Handling multiple testing while interpreting microarrays with the Gene Ontology Database
© Osier et al; licensee BioMed Central Ltd. 2004
Received: 02 April 2004
Accepted: 06 September 2004
Published: 06 September 2004
The development of software tools that analyze microarray data in the context of genetic knowledgebases is being pursued by multiple research groups using different methods. A common problem for many of these tools is how to correct for multiple statistical testing since simple corrections are overly conservative and more sophisticated corrections are currently impractical. A careful study of the nature of the distribution one would expect by chance, such as by a simulation study, may be able to guide the development of an appropriate correction that is not overly time consuming computationally.
We present the results from a preliminary study of the distribution one would expect for analyzing sets of genes extracted from Drosophila, S. cerevisiae, Wormbase, and Gramene databases using the Gene Ontology Database.
We found that the estimated distribution is not regular and is not predictable outside of a particular set of genes. Permutation-based simulations may be necessary to determine the confidence in results of such analyses.
With technological improvements and decreasing costs, microarrays are quickly becoming an affordable analytical tool for genetics analysis. Additionally, the arrays being used are of increasing spot density, allowing for more genes to be tested at once. One impact of the resulting increase in data flow is that it will become more likely that a researcher using microarrays will have greater difficulty making sense of results from preliminary statistical analyses without further computational exploration. In other words, once the researcher has received a list of genes, by whatever statistical means, that are differentially expressed, the task of determining the biological implications of that gene list will need to be performed by statistical methods utilizing computers.

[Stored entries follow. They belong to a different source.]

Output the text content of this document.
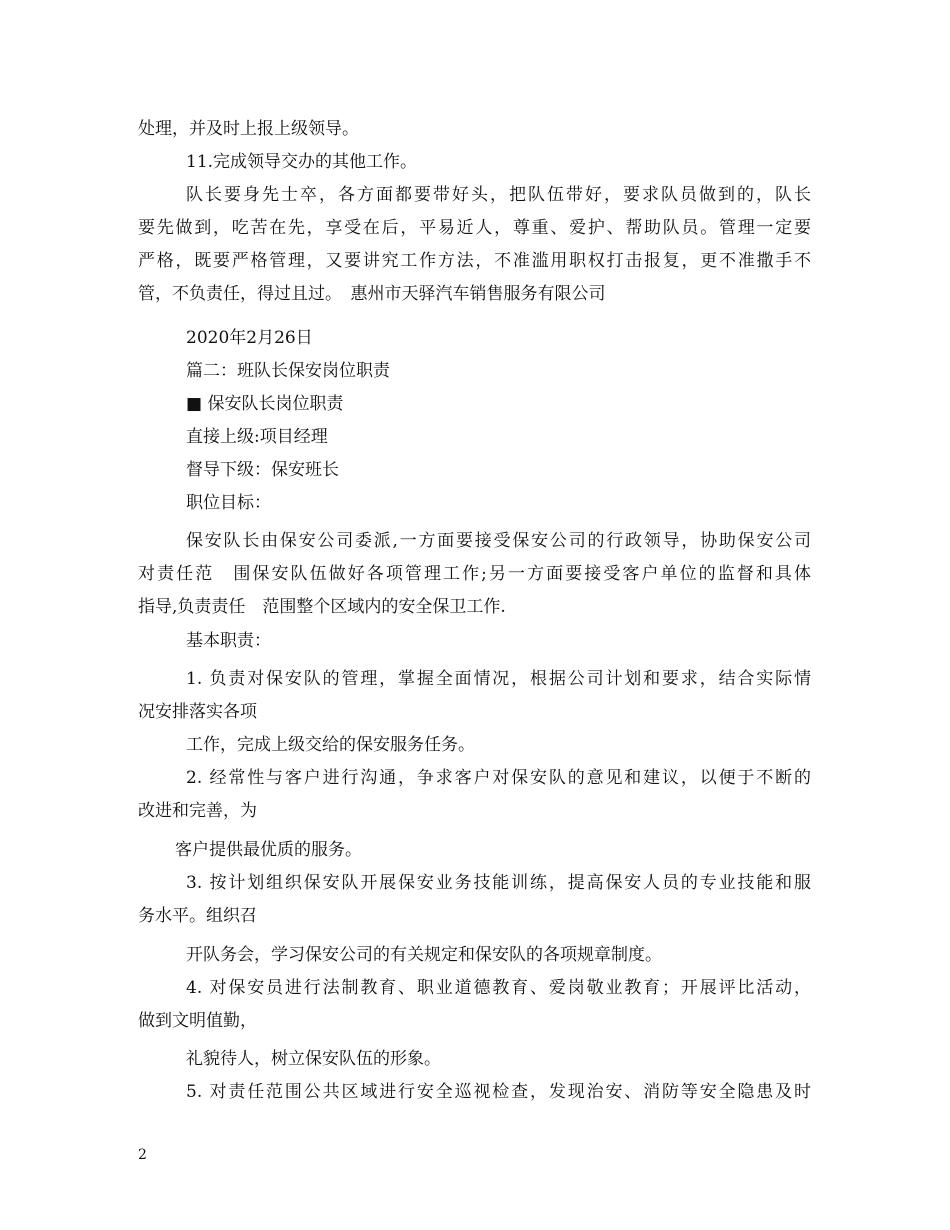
处理，并及时上报上级领导。
11.完成领导交办的其他工作。
队长要身先士卒，各方面都要带好头，把队伍带好，要求队员做到的，队长
要先做到，吃苦在先，享受在后，平易近人，尊重、爱护、帮助队员。管理一定要
严格，既要严格管理，又要讲究工作方法，不准滥用职权打击报复，更不准撒手不
管，不负责任，得过且过。　惠州市天驿汽车销售服务有限公司
2020年2月26日
篇二：班队长保安岗位职责
■ 保安队长岗位职责
直接上级:项目经理
督导下级：保安班长
职位目标：
保安队长由保安公司委派,一方面要接受保安公司的行政领导，协助保安公司
对责任范　围保安队伍做好各项管理工作;另一方面要接受客户单位的监督和具体
指导,负责责任　范围整个区域内的安全保卫工作.
基本职责：
1. 负责对保安队的管理，掌握全面情况，根据公司计划和要求，结合实际情
况安排落实各项
工作，完成上级交给的保安服务任务。
2. 经常性与客户进行沟通，争求客户对保安队的意见和建议，以便于不断的
改进和完善，为
客户提供最优质的服务。
3. 按计划组织保安队开展保安业务技能训练，提高保安人员的专业技能和服
务水平。组织召
开队务会，学习保安公司的有关规定和保安队的各项规章制度。
4. 对保安员进行法制教育、职业道德教育、爱岗敬业教育；开展评比活动，
做到文明值勤，
礼貌待人，树立保安队伍的形象。
5. 对责任范围公共区域进行安全巡视检查，发现治安、消防等安全隐患及时
2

Numerous research groups are developing software tools to perform an interpretation of the list of differentially expressed genes, generally by mapping against previously developed knowledgebases such as the Gene Ontology (GO) [1, 2] or GenMAPP  as a reference data set (reviewed briefly in ). Some tools, such as DAVID  and FatiGO  examine the percentage of the gene list that is directly associated with a node of the knowledgebase. This method is extremely fast due to its simplicity, but it does have disadvantages, which are also due to the simplicity of the analysis. For example, in some of these tools, information about how nodes (biological terms or steps in pathways) of the knowledgebase are related to each other is ignored. Additionally, in hierarchical structures such as GO, genes with a less precise functional definition will be associated with a node closer to the root than a gene with a more precise definition. In such a case, the information content about the two genes is split into different nodes, reducing the power of the analytical method.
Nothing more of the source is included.